Rocki: A Chromecast for audio?

Just as Chromecast, a $35 HDMI plug-in dongle from Google, is a simple way to stream video to a television, a little device called Rocki does the same for audio to analog speakers by turning them into WiFi-enabled speakers. Engadget notes that Manhattan-based Rocki has surpassed it Kickstarter goal, and will release the little WiFi enabler in December.

WiFi speaker systems liberate online audio from computers and phones. As such, they can be viewed as home radio replacements. If a speaker is communicating with your audio apps, you can, for example, listen to your favorite NPR programs via TuneIn whenever you want, timeshifted from their broadcast schedule. The app becomes the radio dial, and the WiFi speaker becomes the receiver. 

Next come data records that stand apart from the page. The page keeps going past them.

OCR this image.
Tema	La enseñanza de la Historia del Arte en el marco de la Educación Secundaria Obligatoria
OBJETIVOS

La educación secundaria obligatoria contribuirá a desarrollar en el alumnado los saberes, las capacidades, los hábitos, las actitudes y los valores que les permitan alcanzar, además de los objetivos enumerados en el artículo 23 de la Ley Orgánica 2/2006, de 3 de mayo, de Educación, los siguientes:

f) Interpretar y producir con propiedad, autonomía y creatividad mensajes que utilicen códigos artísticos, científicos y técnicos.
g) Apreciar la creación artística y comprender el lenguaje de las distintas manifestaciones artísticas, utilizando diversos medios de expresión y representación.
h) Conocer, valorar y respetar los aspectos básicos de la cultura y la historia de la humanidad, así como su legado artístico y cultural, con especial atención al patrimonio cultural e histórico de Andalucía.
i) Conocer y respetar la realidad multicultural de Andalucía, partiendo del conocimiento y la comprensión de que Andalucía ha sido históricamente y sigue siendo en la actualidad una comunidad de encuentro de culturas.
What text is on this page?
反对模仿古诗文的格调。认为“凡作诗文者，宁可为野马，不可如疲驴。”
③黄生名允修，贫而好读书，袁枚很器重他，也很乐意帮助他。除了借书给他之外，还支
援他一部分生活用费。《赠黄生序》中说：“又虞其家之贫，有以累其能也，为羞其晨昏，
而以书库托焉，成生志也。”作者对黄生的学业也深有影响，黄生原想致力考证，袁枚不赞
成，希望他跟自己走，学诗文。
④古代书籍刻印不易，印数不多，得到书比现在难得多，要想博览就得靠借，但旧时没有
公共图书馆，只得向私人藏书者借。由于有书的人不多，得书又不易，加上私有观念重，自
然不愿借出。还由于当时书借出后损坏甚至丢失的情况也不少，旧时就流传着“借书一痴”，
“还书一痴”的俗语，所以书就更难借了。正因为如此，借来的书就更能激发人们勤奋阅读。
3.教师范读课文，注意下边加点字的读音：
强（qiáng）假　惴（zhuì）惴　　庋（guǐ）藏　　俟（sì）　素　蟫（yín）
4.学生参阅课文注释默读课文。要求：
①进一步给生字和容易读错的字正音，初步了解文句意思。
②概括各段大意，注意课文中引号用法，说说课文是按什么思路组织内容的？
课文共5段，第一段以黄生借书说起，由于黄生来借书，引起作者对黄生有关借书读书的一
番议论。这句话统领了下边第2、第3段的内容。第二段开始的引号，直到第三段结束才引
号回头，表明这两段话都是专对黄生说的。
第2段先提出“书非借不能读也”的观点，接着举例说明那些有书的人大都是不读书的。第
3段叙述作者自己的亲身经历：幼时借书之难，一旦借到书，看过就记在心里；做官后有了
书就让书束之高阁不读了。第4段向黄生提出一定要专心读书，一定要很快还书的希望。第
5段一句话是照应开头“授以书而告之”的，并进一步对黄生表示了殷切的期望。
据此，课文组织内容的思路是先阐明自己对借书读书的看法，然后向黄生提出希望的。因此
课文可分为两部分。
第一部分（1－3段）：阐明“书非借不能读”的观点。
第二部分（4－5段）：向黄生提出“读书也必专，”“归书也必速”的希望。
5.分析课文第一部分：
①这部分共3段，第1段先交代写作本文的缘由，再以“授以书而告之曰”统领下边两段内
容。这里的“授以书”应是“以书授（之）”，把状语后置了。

WiFi speakers (and their siblings, Bluetooth speakers) represent a fairly robust consumer electronics category, bringing mobile audio back into the home. The problem, though, is price. WiFi speakers cost hundreds of dollars … each. The Sonos Play:1 is considered a budget entry to the field, at $200 per speaker. If only there were a way to make analog speakers WiFi-capable.

That is the Rocki angle. The device plugs into speakers via the RCA jack. It works with studio monitors and boomboxes. The simplicity and versatility is attractive. Just as Chromecast threatens Roku and Apple TV, which can seem cumbersome and needlessly expensive by comparison, Rocki could grab some share of the WiFi speaker market — just in time for the holidays.